Первые штрихи социокультурного портрета советского малолетнего правонарушителя были обозначены в публикациях правоведов, педагогов и специалистов по социальной работе, обратившихся к теме охраны детства уже в 1920-е гг. Большое количество работ «по свежим следам» событий было связано с практической деятельностью тех, кто решал проблему ликвидации беспризорности, преступности, c желанием привлечь к ней внимание общества. Отметим публикации М. Н. Гернета[4], В. И. Куфаева[5], П. И. Люблинского[6], в которых раскрыты факторы появления детской беспризорности и преступности. В трудах Е. С. Лившиц[7], Маро (М. И. Левитиной)[8], Л. М. Василевского[9] показана связь детской безнадзорности с ростом преступности. Стоит отметить, что ещё в 1920-е гг. развернулась дискуссия по поводу причин детской безнадзорности и преступности. Одни считали, что поведение детей связано с врождённой дефективностью и психологическими отклонениями, другие усматривали причину в материальной и воспитательной заброшенности.

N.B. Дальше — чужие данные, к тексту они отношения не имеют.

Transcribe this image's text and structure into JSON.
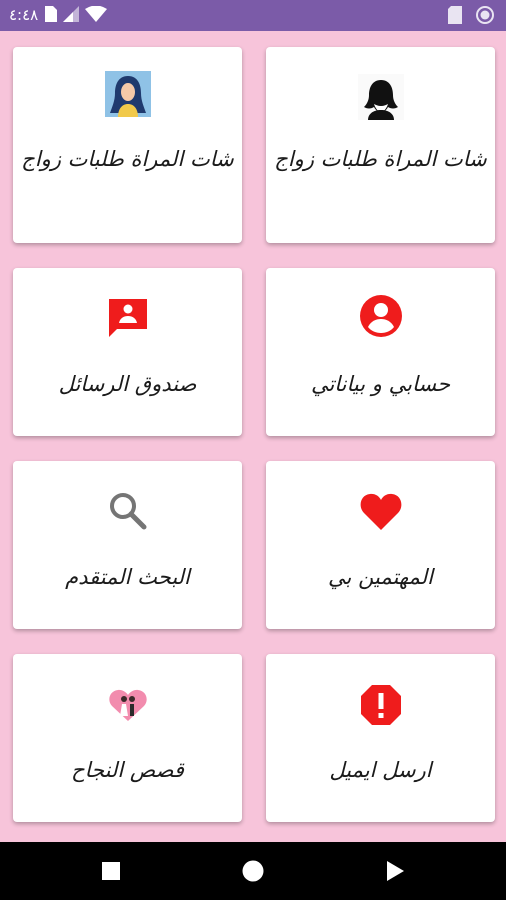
{
  "status_bar": {
    "time": "٤:٤٨"
  },
  "cards": [
    {
      "id": "chat-women-marriage-1",
      "label": "شات المراة طلبات زواج",
      "icon": "woman-silhouette-icon"
    },
    {
      "id": "chat-women-marriage-2",
      "label": "شات المراة طلبات زواج",
      "icon": "woman-avatar-icon"
    },
    {
      "id": "my-account",
      "label": "حسابي و بياناتي",
      "icon": "account-circle-icon"
    },
    {
      "id": "inbox",
      "label": "صندوق الرسائل",
      "icon": "message-person-icon"
    },
    {
      "id": "interested-in-me",
      "label": "المهتمين بي",
      "icon": "heart-icon"
    },
    {
      "id": "advanced-search",
      "label": "البحث المتقدم",
      "icon": "search-icon"
    },
    {
      "id": "send-email",
      "label": "ارسل ايميل",
      "icon": "alert-octagon-icon"
    },
    {
      "id": "success-stories",
      "label": "قصص النجاح",
      "icon": "couple-heart-icon"
    }
  ],
  "colors": {
    "status_bar": "#7b5ba8",
    "background": "#f7c4da",
    "accent_red": "#ef1c1c",
    "nav_bar": "#000000"
  }
}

В дальнейшем в советской историографии речь уже шла о трудностях, с которыми столкнулась новая власть в борьбе за спасение детей, об успешной ликвидации детской беспризорности и преступности. Появлялись работы юристов, которые описывали развитие пенитенциарных учреждений для несовершеннолетних преступников, изменения государственной политики по отношению к ним[10]. Эти подходы задавали определённую рамку для советской художественной литературы, где создавался стереотипный портрет ребёнка-правонарушителя, беспризорника, которого советская власть вывела «в люди».
В историографии постсоветского периода заметно постепенное смещение исследовательского интереса в сторону комплексного анализа политики Советского государства и практической педагогической работы с малолетними правонарушителями. В 1990-х гг. наметилось возрождение внимания к проблемам беспризорности, которая вновь стала социальным бедствием для России. В исследовании Н. А. Рябининой[11] на материалах губерний Верхнего Поволжья рассмотрены вопросы, связанные с ликвидацией детской беспризорности и преступности в 1920-е гг. Автор отмечает, что усилия государства позволили значительно снизить уровень детской беспризорности к 1928 г. в отличие от детской преступности, которая сохранялась на высоком уровне.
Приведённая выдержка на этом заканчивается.